Weil die Fenster zur Straße immer zu seien, höre man nun einmal die Glocken ziemlich stark. Tagsüber mache ihr das aber nichts aus, auch das liturgische Läuten in den Abendstunden und an den Wochenenden, wenn sich die viereinhalb Tonnen schwere „Bürgerglocke“ in Bewegung setzt, störe sie nicht. „Ich sehe aber wirklich keinen Grund, warum nachts um drei die Uhr läuten muss.“
Sie habe bereits in anderen, sehr katholisch geprägten Ländern wie Italien und Polen gelebt, und selbst da hätten die Kirchen in der Nacht nicht geläutet, erzählt Janczak.
Hier in Rorschach mache sie sich nun aber vor allem Sorgen um die älteren Leute, die in der Nähe der Kirche wohnen oder auch um ihre Kinder, die manchmal vom Läuten wach werden. „Ich finde es darum schön, dass die Kirchenverwaltung so reagiert hat und es nachts ruhig bleibt“, sagt sie.
„Natürlich ist das Ganze aber auch ein Luxusproblem. Andere Leute auf dieser Welt wohnen an Bahngleisen oder neben Autobahnen, man kann sich wahrscheinlich an fast alles gewöhnen.“ Auch ihr, ihrer Familie und den anderen Anwohnern der Kirche St. Kolumban bliebe nichts anderes übrig, wenn das nächtliche Geläut nach dem Ende der Testphase am 1. Juni wieder losgehen würde.

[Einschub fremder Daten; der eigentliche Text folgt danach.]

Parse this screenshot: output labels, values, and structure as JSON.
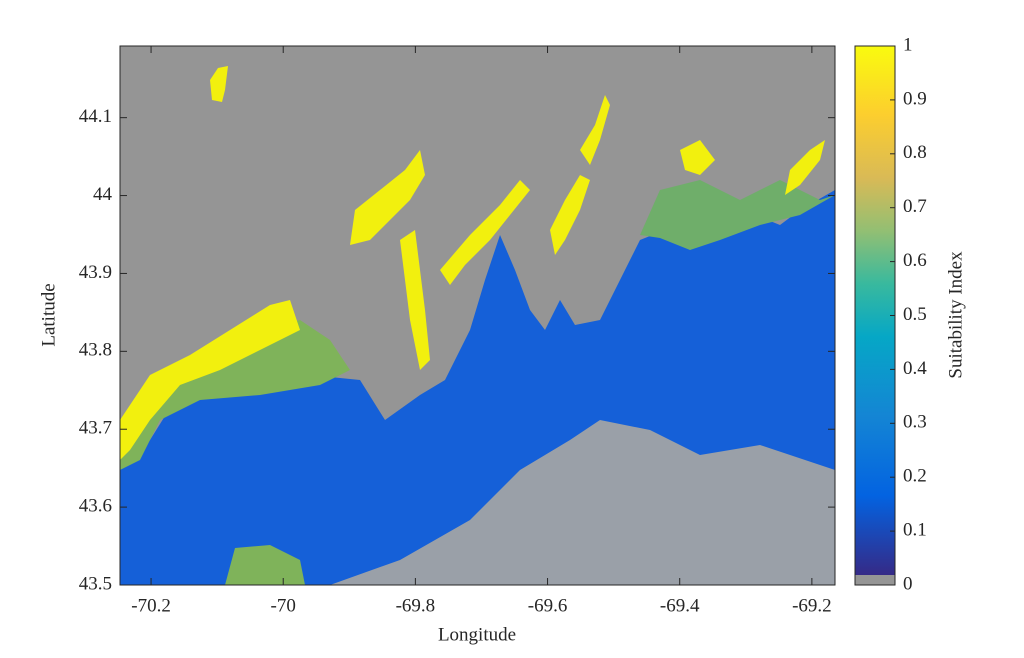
{
  "chart_data": {
    "type": "heatmap",
    "xlabel": "Longitude",
    "ylabel": "Latitude",
    "xlim": [
      -70.247,
      -69.165
    ],
    "ylim": [
      43.5,
      44.192
    ],
    "xticks": [
      -70.2,
      -70,
      -69.8,
      -69.6,
      -69.4,
      -69.2
    ],
    "yticks": [
      43.5,
      43.6,
      43.7,
      43.8,
      43.9,
      44,
      44.1
    ],
    "colorbar": {
      "label": "Suitability Index",
      "lim": [
        0,
        1
      ],
      "ticks": [
        0,
        0.1,
        0.2,
        0.3,
        0.4,
        0.5,
        0.6,
        0.7,
        0.8,
        0.9,
        1
      ]
    }
  }
}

„Das wäre zwar enttäuschend, aber vielleicht lässt sich bis dahin ja ein Kompromiss finden“, sagt sie noch und lacht, wie sie es so häufig tut. „Ein runder Tisch wäre eine gute Sache.“
Es ist eine Idee, die fast alle Beteiligten in diesem Streit geäußert haben, doch miteinander darüber gesprochen haben sie bis heute nicht. Da ist immer noch diese Stille: das Schweigen.